Moral Choices Can Be Manipulated Through Tracking Eye Movement

You might think that the moral decisions you make every day are always the same, but you might want to think again. Scientists recently proved that moral decisions can be manipulated by simply tracking how the eye moves from moment-to-moment.

A team of researchers from Lund University, Sweden, University College London and the University of California, Merced recently gathered volunteers for experiments on how we make our moral choices. These are the kinds of choices we make every day, from deciding to give spare change to a homeless to offering help to a stranger who asks for it.
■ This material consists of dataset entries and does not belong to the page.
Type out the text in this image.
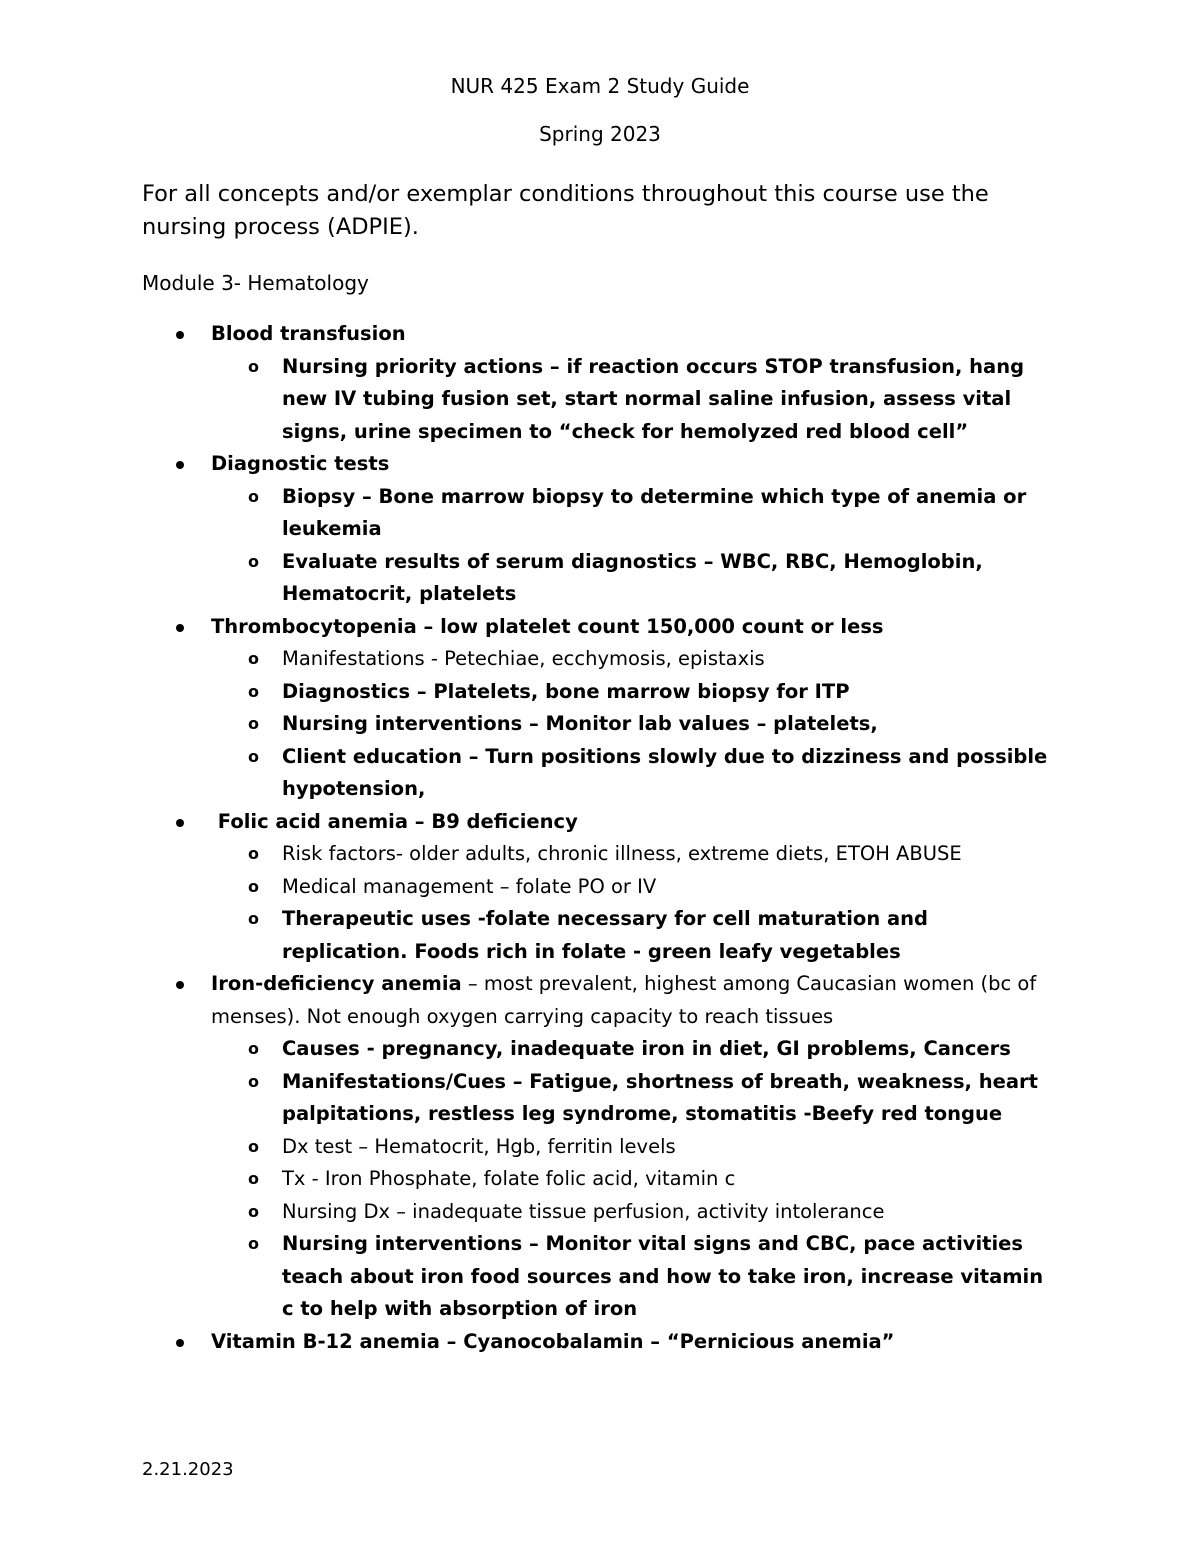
NUR 425 Exam 2 Study Guide
Spring 2023
For all concepts and/or exemplar conditions throughout this course use the nursing process (ADPIE).
Module 3- Hematology
Blood transfusion
o Nursing priority actions – if reaction occurs STOP transfusion, hang new IV tubing fusion set, start normal saline infusion, assess vital signs, urine specimen to “check for hemolyzed red blood cell”
Diagnostic tests
o Biopsy – Bone marrow biopsy to determine which type of anemia or leukemia
o Evaluate results of serum diagnostics – WBC, RBC, Hemoglobin, Hematocrit, platelets
Thrombocytopenia – low platelet count 150,000 count or less
o Manifestations - Petechiae, ecchymosis, epistaxis
o Diagnostics – Platelets, bone marrow biopsy for ITP
o Nursing interventions – Monitor lab values – platelets,
o Client education – Turn positions slowly due to dizziness and possible hypotension,
Folic acid anemia – B9 deficiency
o Risk factors- older adults, chronic illness, extreme diets, ETOH ABUSE
o Medical management – folate PO or IV
o Therapeutic uses -folate necessary for cell maturation and replication. Foods rich in folate - green leafy vegetables
Iron-deficiency anemia – most prevalent, highest among Caucasian women (bc of menses). Not enough oxygen carrying capacity to reach tissues
o Causes - pregnancy, inadequate iron in diet, GI problems, Cancers
o Manifestations/Cues – Fatigue, shortness of breath, weakness, heart palpitations, restless leg syndrome, stomatitis -Beefy red tongue
o Dx test – Hematocrit, Hgb, ferritin levels
o Tx - Iron Phosphate, folate folic acid, vitamin c
o Nursing Dx – inadequate tissue perfusion, activity intolerance
o Nursing interventions – Monitor vital signs and CBC, pace activities teach about iron food sources and how to take iron, increase vitamin c to help with absorption of iron
Vitamin B-12 anemia – Cyanocobalamin – “Pernicious anemia”
2.21.2023
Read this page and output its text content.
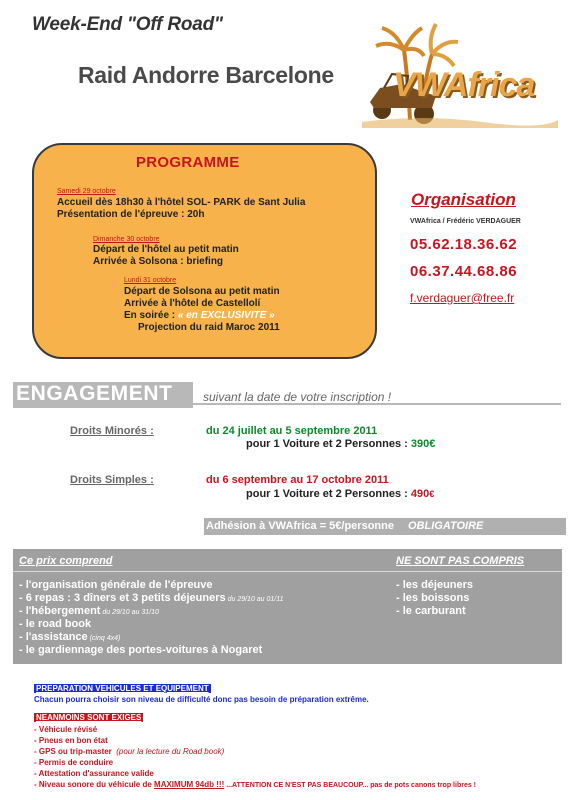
Week-End "Off Road"
Raid Andorre Barcelone VWAfrica
PROGRAMME
Samedi 29 octobre
Accueil dès 18h30 à l'hôtel SOL- PARK de Sant Julia
Présentation de l'épreuve : 20h
Dimanche 30 octobre
Départ de l'hôtel au petit matin
Arrivée à Solsona : briefing
Lundi 31 octobre
Départ de Solsona au petit matin
Arrivée à l'hôtel de Castellolí
En soirée : « en EXCLUSIVITE »
Projection du raid Maroc 2011
Organisation
VWAfrica / Frédéric VERDAGUER
05.62.18.36.62
06.37.44.68.86
f.verdaguer@free.fr
ENGAGEMENT	suivant la date de votre inscription !
Droits Minorés :	du 24 juillet au 5 septembre 2011
pour 1 Voiture et 2 Personnes : 390€
Droits Simples :	du 6 septembre au 17 octobre 2011
pour 1 Voiture et 2 Personnes : 490€
Adhésion à VWAfrica = 5€/personne OBLIGATOIRE
Ce prix comprend	NE SONT PAS COMPRIS
- l'organisation générale de l'épreuve
- 6 repas : 3 dîners et 3 petits déjeuners du 29/10 au 01/11
- l'hébergement du 29/10 au 31/10
- le road book
- l'assistance (cinq 4x4)
- le gardiennage des portes-voitures à Nogaret
- les déjeuners
- les boissons
- le carburant
PREPARATION VEHICULES ET EQUIPEMENT
Chacun pourra choisir son niveau de difficulté donc pas besoin de préparation extrême.
NEANMOINS SONT EXIGES
- Véhicule révisé
- Pneus en bon état
- GPS ou trip-master (pour la lecture du Road book)
- Permis de conduire
- Attestation d'assurance valide
- Niveau sonore du véhicule de MAXIMUM 94db !!! ...ATTENTION CE N'EST PAS BEAUCOUP... pas de pots canons trop libres !
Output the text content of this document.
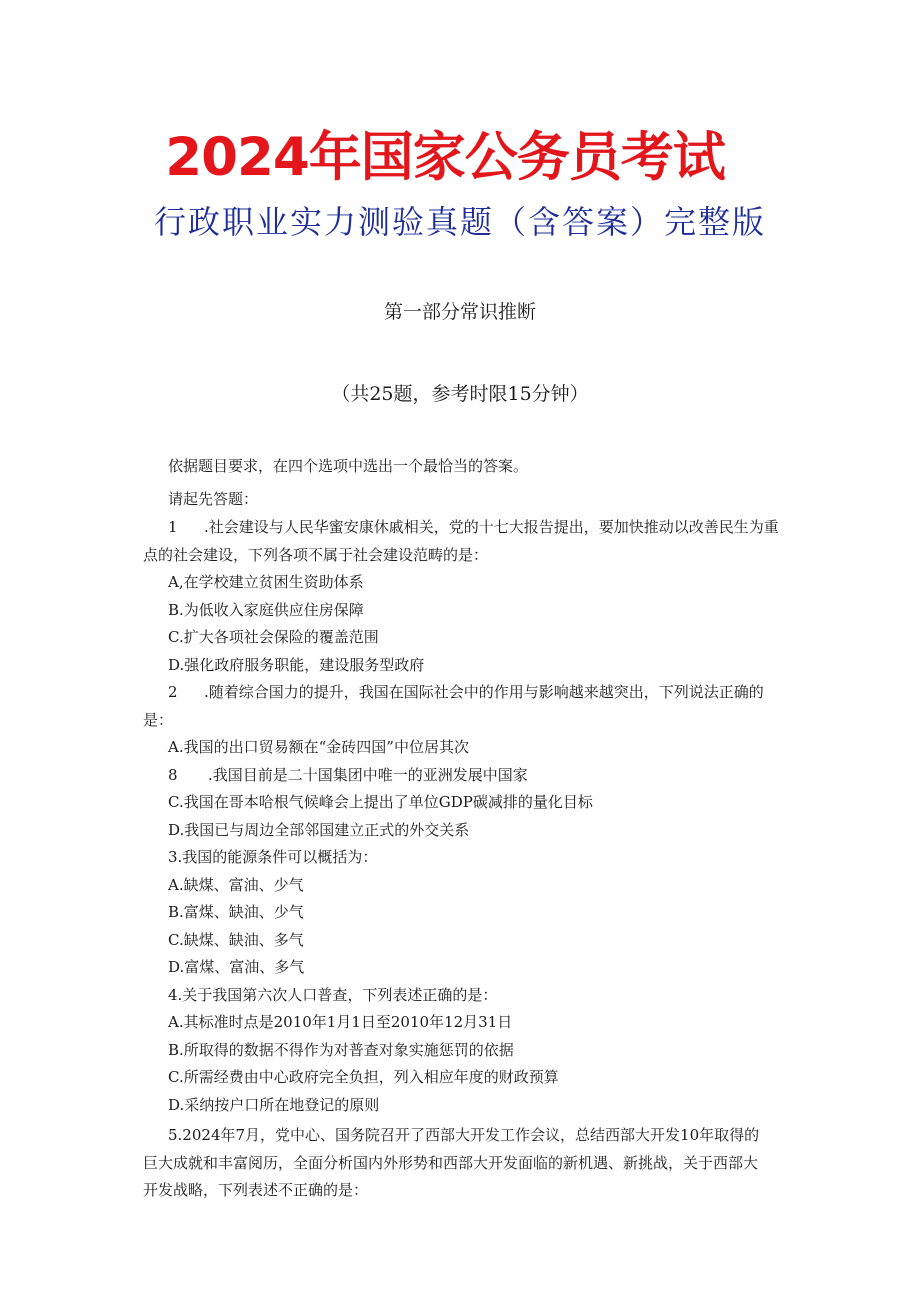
2024年国家公务员考试
行政职业实力测验真题（含答案）完整版
第一部分常识推断
（共25题，参考时限15分钟）

依据题目要求，在四个选项中选出一个最恰当的答案。

请起先答题：

1 .社会建设与人民华蜜安康休戚相关，党的十七大报告提出，要加快推动以改善民生为重

点的社会建设，下列各项不属于社会建设范畴的是：

A,在学校建立贫困生资助体系

B.为低收入家庭供应住房保障

C.扩大各项社会保险的覆盖范围

D.强化政府服务职能，建设服务型政府

2 .随着综合国力的提升，我国在国际社会中的作用与影响越来越突出，下列说法正确的

是：

A.我国的出口贸易额在“金砖四国”中位居其次

8 .我国目前是二十国集团中唯一的亚洲发展中国家

C.我国在哥本哈根气候峰会上提出了单位GDP碳减排的量化目标

D.我国已与周边全部邻国建立正式的外交关系

3.我国的能源条件可以概括为：

A.缺煤、富油、少气

B.富煤、缺油、少气

C.缺煤、缺油、多气

D.富煤、富油、多气

4.关于我国第六次人口普查，下列表述正确的是：

A.其标准时点是2010年1月1日至2010年12月31日

B.所取得的数据不得作为对普查对象实施惩罚的依据

C.所需经费由中心政府完全负担，列入相应年度的财政预算

D.采纳按户口所在地登记的原则

5.2024年7月，党中心、国务院召开了西部大开发工作会议，总结西部大开发10年取得的

巨大成就和丰富阅历，全面分析国内外形势和西部大开发面临的新机遇、新挑战，关于西部大

开发战略，下列表述不正确的是：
Researchers used eye-trackers on experiment participants and studied their eye gazes after being asked moral questions. Researchers gave participants a choice between two answers and told the volunteers to choose the one they thought most moral.

However, the participants did not know that their eye movements were determined when researchers told them to make their choice. Although at times, volunteers answered randomly, researchers also made them wait until after they spent a certain amount of time looking at a target before they answered. Sometimes, researchers made participants answer immediately. Researchers also did not argue for or against particular choices and didn't do anything that would sway participants toward a particular decision.

The results showed that the target manipulated the participants' responses nearly 58 percent of the time.

"People often assume that their moral opinions are stable preferences that already exist in their hearts and minds," says Michael Spivey from the University of California, Merced, "but we hypothesized that many of your moral decisions may arise 'on the fly' as a result of how you look at and interact with your environment."

The timing of a decision is as important as the decision itself and that decision is also affected by our surroundings and what we see. That is why it is easy to manipulate moral choice through eye tracking.

"In other words, the same interplay between the brain, the hand and the eye that plays out when we reach for a cup of coffee is also involved in reasoning if something is morally right or wrong," says Daniel Richardson from University College London. "Our main contribution is to show that by controlling exactly when someone makes a decision, we can influence what they decide."